Reported in SOLR-14515 (private) and fixed in SOLR-14561 (public), released in Solr version 8.6.0. The Replication handler (https://lucene.apache.org/solr/guide/8_6/index-replication.html#http-api-commands-for-the-replicationhandler) allows commands backup, restore and deleteBackup. Each of these take a location parameter, which was not validated, i.e you could read/write to any location the solr user can access.
In Apache Solr, the cluster can be partitioned into multiple collections and only a subset of nodes actually host any given collection. However, if a node receives a request for a collection it does not host, it proxies the request to a relevant node and serves the request. Solr bypasses all authorization settings for such requests. This affects all Solr versions prior to 7.7 that use the default authorization mechanism of Solr (RuleBasedAuthorizationPlugin).
Apache Solr 5.0.0 to Apache Solr 8.3.1 are vulnerable to a Remote Code Execution through the VelocityResponseWriter. A Velocity template can be provided through Velocity templates in a configset `velocity/` directory or as a parameter. A user defined configset could contain renderable, potentially malicious, templates. Parameter provided templates are disabled by default, but can be enabled by setting `params.resource.loader.enabled` by defining a response writer with that setting set to `true`. Defining a response writer requires configuration API access. Solr 8.4 removed the params resource loader entirely, and only enables the configset-provided template rendering when the configset is `trusted` (has been uploaded by an authenticated user).
In Apache Solr, the DataImportHandler, an optional but popular module to pull in data from databases and other sources, has a feature in which the whole DIH configuration can come from a request's "dataConfig" parameter. The debug mode of the DIH admin screen uses this to allow convenient debugging / development of a DIH config. Since a DIH config can contain scripts, this parameter is a security risk. Starting with version 8.2.0 of Solr, use of this parameter requires setting the Java System property "enable.dih.dataConfigParam" to true.

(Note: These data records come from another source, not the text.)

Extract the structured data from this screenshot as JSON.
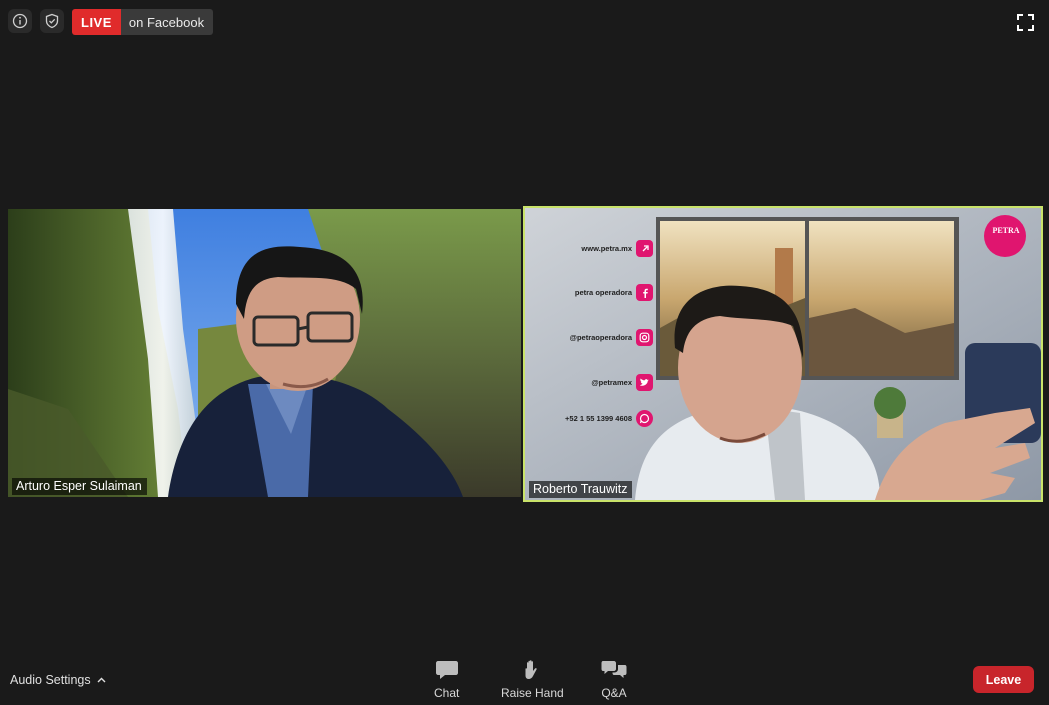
{
  "top_bar": {
    "live_badge": "LIVE",
    "live_destination": "on Facebook",
    "info_icon": "info-icon",
    "security_icon": "shield-icon",
    "fullscreen_icon": "fullscreen-icon"
  },
  "participants": [
    {
      "name": "Arturo Esper Sulaiman",
      "active_speaker": false
    },
    {
      "name": "Roberto Trauwitz",
      "active_speaker": true
    }
  ],
  "virtual_background_text": {
    "lines": [
      "www.petra.mx",
      "petra operadora",
      "@petraoperadora",
      "@petramex",
      "+52 1 55 1399 4608"
    ],
    "logo": "PETRA"
  },
  "toolbar": {
    "audio_settings": "Audio Settings",
    "chat": "Chat",
    "raise_hand": "Raise Hand",
    "qa": "Q&A",
    "leave": "Leave"
  },
  "colors": {
    "background": "#1a1a1a",
    "live_red": "#e02b2b",
    "active_speaker_border": "#c9e36a",
    "leave_red": "#c8252b",
    "brand_pink": "#e0156f"
  }
}
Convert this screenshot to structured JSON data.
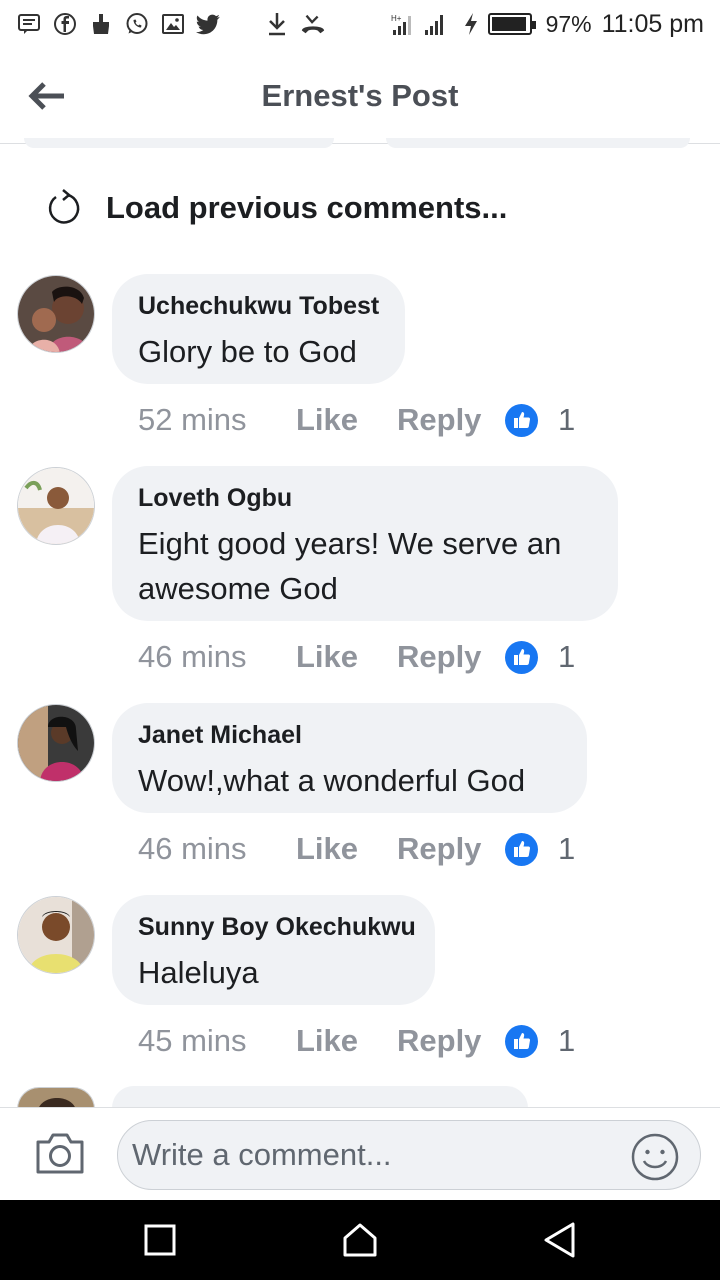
{
  "status_bar": {
    "battery": "97%",
    "time": "11:05 pm",
    "icons": [
      "message-icon",
      "facebook-icon",
      "cleaner-icon",
      "whatsapp-icon",
      "gallery-icon",
      "twitter-icon",
      "download-icon",
      "missed-call-icon",
      "signal-icon",
      "charging-icon",
      "battery-icon"
    ]
  },
  "header": {
    "title": "Ernest's Post",
    "back_icon": "arrow-left-icon"
  },
  "load_previous": {
    "label": "Load previous comments...",
    "icon": "refresh-icon"
  },
  "comments": [
    {
      "author": "Uchechukwu Tobest",
      "text": "Glory be to God",
      "time": "52 mins",
      "like": "Like",
      "reply": "Reply",
      "reactions": "1"
    },
    {
      "author": "Loveth Ogbu",
      "text": "Eight good years! We serve an awesome God",
      "time": "46 mins",
      "like": "Like",
      "reply": "Reply",
      "reactions": "1"
    },
    {
      "author": "Janet Michael",
      "text": "Wow!,what a wonderful God",
      "time": "46 mins",
      "like": "Like",
      "reply": "Reply",
      "reactions": "1"
    },
    {
      "author": "Sunny Boy Okechukwu",
      "text": "Haleluya",
      "time": "45 mins",
      "like": "Like",
      "reply": "Reply",
      "reactions": "1"
    }
  ],
  "composer": {
    "placeholder": "Write a comment...",
    "camera_icon": "camera-icon",
    "emoji_icon": "emoji-icon"
  },
  "nav": {
    "recents": "square-icon",
    "home": "home-icon",
    "back": "triangle-back-icon"
  },
  "colors": {
    "accent": "#1877f2",
    "bubble": "#f0f2f5",
    "meta": "#90949c"
  }
}
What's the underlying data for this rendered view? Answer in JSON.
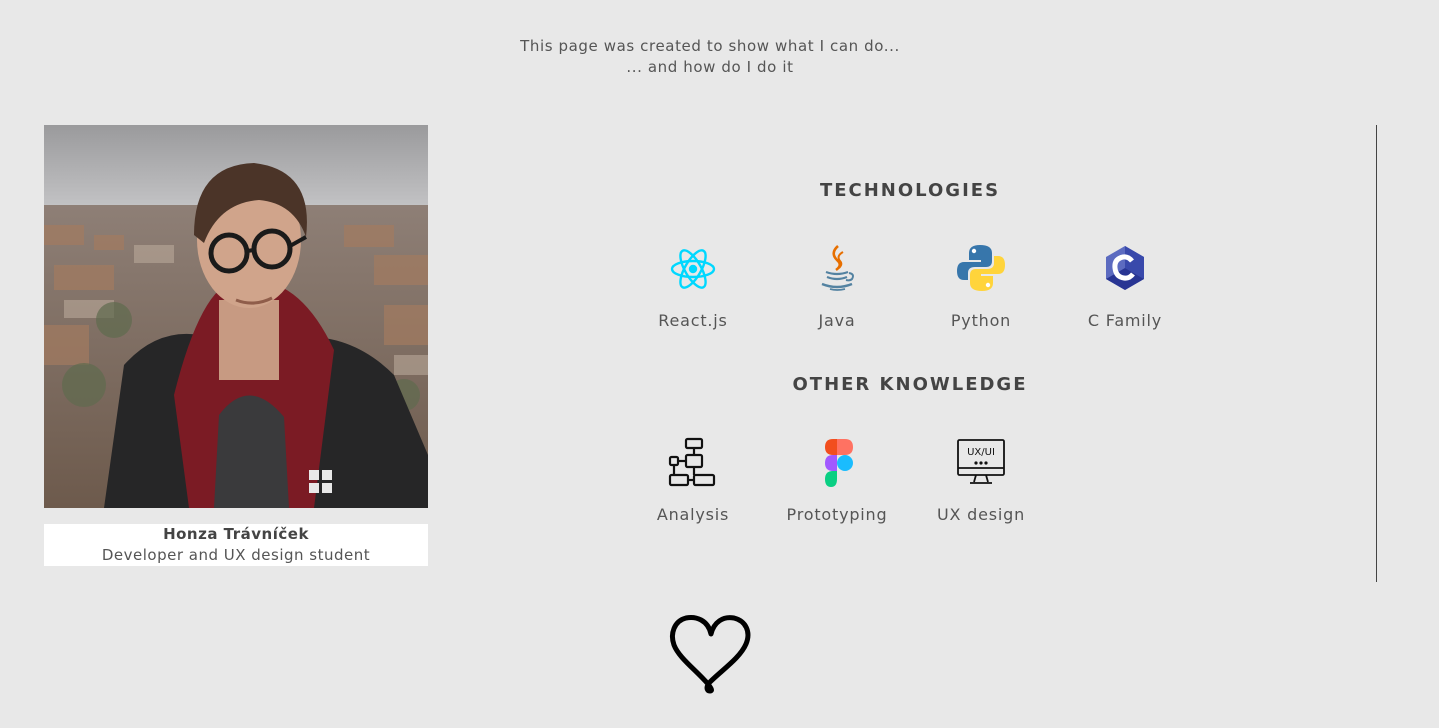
{
  "intro": {
    "line1": "This page was created to show what I can do...",
    "line2": "... and how do I do it"
  },
  "profile": {
    "name": "Honza Trávníček",
    "role": "Developer and UX design student"
  },
  "technologies": {
    "title": "TECHNOLOGIES",
    "items": [
      {
        "label": "React.js",
        "icon": "react-icon"
      },
      {
        "label": "Java",
        "icon": "java-icon"
      },
      {
        "label": "Python",
        "icon": "python-icon"
      },
      {
        "label": "C Family",
        "icon": "c-family-icon"
      }
    ]
  },
  "other_knowledge": {
    "title": "OTHER KNOWLEDGE",
    "items": [
      {
        "label": "Analysis",
        "icon": "flowchart-icon"
      },
      {
        "label": "Prototyping",
        "icon": "figma-icon"
      },
      {
        "label": "UX design",
        "icon": "ux-ui-monitor-icon"
      }
    ]
  },
  "ux_icon_text": "UX/UI",
  "footer": {
    "icon": "heart-icon"
  },
  "colors": {
    "background": "#e8e8e8",
    "text": "#444444",
    "react": "#00d8ff",
    "java_orange": "#e76f00",
    "java_blue": "#5382a1",
    "python_blue": "#3776ab",
    "python_yellow": "#ffd43b",
    "c_purple": "#5c6bc0"
  }
}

Server Side Request Forgery in Apache Solr, versions 1.3 until 7.6 (inclusive). Since the "shards" parameter does not have a corresponding whitelist mechanism, a remote attacker with access to the server could make Solr perform an HTTP GET request to any reachable URL.
In Apache Solr versions 5.0.0 to 5.5.5 and 6.0.0 to 6.6.5, the Config API allows to configure the JMX server via an HTTP POST request. By pointing it to a malicious RMI server, an attacker could take advantage of Solr's unsafe deserialization to trigger remote code execution on the Solr side.